Bei SIGMA handelt es sich um eine von Elbit hergestellte selbstfahrende Haubitze im Kaliber 155mm/52. Die auf der 10×10- Radplattform der Firma Oshkosh basierende Haubitze verfügt über ein automatisches Ladesystem und eine geschützte Kabine mit Platz für drei Personen.

Wie ein Unternehmenssprecher dem Nachrichtenportal Janes bereits im Sommer mitteilte, wurde das Waffensystem von Elbit Systems ursprünglich für die Israel Defense Forces (IDF) entwickelt, wo es ab 2023 eingeführt werden soll. Damit stellt die IDF ihre Haubitzen von kettenbasierten Plattformen auf radbasierte um. Dies bringt den Vorteil der schnelleren strategischen Verlegbarkeit mit sich, da keine Schwerlasttransporter mehr für die Verlegung benötigt werden.

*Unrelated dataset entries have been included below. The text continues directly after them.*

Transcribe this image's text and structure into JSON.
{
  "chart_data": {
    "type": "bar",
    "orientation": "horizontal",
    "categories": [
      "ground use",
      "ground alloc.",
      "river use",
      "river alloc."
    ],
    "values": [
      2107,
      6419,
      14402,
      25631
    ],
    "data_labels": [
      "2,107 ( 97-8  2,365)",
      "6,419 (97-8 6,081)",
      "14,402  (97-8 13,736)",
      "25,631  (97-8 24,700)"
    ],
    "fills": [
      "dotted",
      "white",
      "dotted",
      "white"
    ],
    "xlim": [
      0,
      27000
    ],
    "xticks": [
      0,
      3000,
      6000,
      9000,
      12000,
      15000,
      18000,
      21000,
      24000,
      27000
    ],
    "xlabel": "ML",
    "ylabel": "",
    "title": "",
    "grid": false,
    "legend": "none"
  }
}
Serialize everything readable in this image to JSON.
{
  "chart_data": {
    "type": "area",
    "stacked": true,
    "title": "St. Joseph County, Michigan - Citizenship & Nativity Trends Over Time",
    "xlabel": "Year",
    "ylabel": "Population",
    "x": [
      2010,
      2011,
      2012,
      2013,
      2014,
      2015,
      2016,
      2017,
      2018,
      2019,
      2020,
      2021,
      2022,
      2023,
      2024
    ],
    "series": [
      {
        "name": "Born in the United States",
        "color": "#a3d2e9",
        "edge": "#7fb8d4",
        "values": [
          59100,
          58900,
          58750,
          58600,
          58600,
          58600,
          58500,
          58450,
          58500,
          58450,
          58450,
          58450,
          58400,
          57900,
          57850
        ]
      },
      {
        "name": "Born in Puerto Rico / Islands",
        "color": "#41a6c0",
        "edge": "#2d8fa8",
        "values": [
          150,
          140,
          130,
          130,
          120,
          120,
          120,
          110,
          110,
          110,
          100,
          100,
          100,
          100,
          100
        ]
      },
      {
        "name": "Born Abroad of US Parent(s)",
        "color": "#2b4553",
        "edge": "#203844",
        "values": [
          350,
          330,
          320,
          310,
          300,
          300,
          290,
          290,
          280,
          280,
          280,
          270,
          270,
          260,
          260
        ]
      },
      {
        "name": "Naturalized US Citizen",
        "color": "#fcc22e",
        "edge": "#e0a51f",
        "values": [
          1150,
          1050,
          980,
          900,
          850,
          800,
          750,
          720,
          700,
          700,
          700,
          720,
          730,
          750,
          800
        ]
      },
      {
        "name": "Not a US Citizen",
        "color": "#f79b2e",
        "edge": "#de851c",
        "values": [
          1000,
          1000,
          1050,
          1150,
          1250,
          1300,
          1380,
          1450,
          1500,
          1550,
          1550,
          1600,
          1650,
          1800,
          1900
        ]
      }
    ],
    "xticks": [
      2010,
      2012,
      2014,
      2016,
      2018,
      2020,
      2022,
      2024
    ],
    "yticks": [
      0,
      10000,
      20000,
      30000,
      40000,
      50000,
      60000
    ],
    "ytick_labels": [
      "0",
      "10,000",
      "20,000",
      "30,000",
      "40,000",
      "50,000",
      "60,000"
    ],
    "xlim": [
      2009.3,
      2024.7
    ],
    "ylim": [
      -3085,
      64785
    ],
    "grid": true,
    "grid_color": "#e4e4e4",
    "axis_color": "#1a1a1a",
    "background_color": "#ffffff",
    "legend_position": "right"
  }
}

Der vollständig geschützte Turm hat einen 360-Grad-Schwenkbereich in der Seite und eine Höhenrichtbarkeit von 70 Grad. Die Magazinkapazität beträgt 40 Artilleriegranaten. Die Waffenanlage beinhaltet ein automatisches Ladesystem, dessen Funktionsweise im Video dargestellt wird. Der Ladeautomat führt die Geschosse sowie die in einem separaten Magazin befindlichen Treibladungen dem Rohr, bzw. der Verschlusskammer (Volumen: 23 Liter) zu, wo diese im Anschluss gezündet werden.